With such issues in view, the authors of this new study probe data collected from 483 female freshman students. Not surprisingly, the predictors of hook-up behavior that stand out in the data include “impulsivity, sensation-seeking, pre-college hookups, alcohol use, marijuana use, [and] social comparison orientation.”
Also unsurprising are the “protective factors” (and no adjective was ever more apt!) keeping young women out of the hookup cesspool: “religiosity, self-esteem, religious service attendance, and having married parents.”
To be sure, some of these protective factors provide broader and stronger protection than others. Self-esteem, for instance, protects only by depressing the number—not occurrence—of certain types of hookups. Interestingly, religious-service attendance likewise affords only very limited protection against certain kinds of hookups.
To explain why attending religious services affords the students in their study such limited protection against the hookup black hole, the researchers plausibly conjecture that freshman students may “not yet have established a new place of worship . . . and academic and social demands may also keep students from attending religious services.” In contrast, the data indicate that “subjective religiosity” gives young women a more “consistent protective effect” against the hookup world. Apparently, religious convictions in the heart do more to keep young women out of hookups than does involvement with a church or synagogue.
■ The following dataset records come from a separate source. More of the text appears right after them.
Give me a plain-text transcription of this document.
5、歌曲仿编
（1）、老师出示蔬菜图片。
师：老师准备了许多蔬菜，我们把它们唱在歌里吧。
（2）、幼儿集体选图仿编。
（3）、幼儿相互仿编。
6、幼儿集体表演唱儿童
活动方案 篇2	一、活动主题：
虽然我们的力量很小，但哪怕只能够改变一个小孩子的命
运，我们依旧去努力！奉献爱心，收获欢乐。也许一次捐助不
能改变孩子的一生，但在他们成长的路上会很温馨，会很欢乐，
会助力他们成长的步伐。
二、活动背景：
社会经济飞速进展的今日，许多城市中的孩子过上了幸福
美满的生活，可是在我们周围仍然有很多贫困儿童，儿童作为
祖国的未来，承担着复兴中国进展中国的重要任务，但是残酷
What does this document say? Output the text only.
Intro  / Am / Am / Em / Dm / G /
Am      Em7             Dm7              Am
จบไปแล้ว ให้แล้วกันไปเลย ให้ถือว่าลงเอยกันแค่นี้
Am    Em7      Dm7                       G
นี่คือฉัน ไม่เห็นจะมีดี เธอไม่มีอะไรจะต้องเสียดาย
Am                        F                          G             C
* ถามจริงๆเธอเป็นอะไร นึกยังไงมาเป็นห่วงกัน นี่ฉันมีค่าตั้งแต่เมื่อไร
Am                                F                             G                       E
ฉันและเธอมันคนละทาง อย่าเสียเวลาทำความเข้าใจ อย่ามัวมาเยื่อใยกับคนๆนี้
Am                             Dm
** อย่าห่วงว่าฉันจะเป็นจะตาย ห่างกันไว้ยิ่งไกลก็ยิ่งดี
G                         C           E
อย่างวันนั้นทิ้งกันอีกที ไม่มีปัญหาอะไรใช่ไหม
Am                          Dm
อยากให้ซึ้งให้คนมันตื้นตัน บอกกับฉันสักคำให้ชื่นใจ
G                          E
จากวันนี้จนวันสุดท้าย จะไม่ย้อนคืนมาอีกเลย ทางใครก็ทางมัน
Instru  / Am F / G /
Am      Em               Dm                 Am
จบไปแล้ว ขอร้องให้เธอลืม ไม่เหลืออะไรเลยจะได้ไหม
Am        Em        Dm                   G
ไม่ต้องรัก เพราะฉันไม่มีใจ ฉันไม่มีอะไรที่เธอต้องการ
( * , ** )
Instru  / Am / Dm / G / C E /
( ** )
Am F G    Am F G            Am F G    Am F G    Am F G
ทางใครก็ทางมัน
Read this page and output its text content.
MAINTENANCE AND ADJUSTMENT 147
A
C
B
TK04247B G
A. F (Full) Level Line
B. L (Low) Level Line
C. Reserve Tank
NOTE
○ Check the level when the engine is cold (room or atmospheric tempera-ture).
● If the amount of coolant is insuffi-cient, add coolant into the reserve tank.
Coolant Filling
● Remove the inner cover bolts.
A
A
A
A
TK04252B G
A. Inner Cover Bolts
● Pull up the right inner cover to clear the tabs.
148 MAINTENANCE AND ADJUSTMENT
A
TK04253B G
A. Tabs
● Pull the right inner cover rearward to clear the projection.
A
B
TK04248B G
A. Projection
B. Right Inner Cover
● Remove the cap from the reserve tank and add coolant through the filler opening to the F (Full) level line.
The data do show that hookups are significantly less likely among women with married parents than among peers without married parents, prompting the researchers to remark that “having married parents may provide a model of more conventional relationships and sexual behavior,” a model that contrasts sharply with hooking up.
In their conclusion, the researchers proffer the narrowly hygienic assertion that “campus-based sexual education and health promotion efforts are warranted to minimize the harms that hookups involving risky behavior (e.g., unprotected sex, sex while intoxicated) might cause.” But despite all they know about how hookups put young women at risk, the Syracuse and Brown researchers lack the moral strength to confront the hookup culture squarely. Astonishingly, these morally incapacitated scholars assert that “calls for interventions to prevent hooking up lack an empirical justification.”
As an ever-greater number of young women are sucked into a hookup riptide that leaves them emotionally and morally maimed, Americans can be sure that the thinking of the progressive professoriate is not a “protective factor.” Better far to rely on religious faith and married parents.
(Robyn L. Fielder et al., “Predictors of Sexual Hookups: A Theory-Based, Prospective Study of First-Year College Women,” Archives of Sexual Behavior 42.8: 10.117/s10508-013-0106-0, Web.)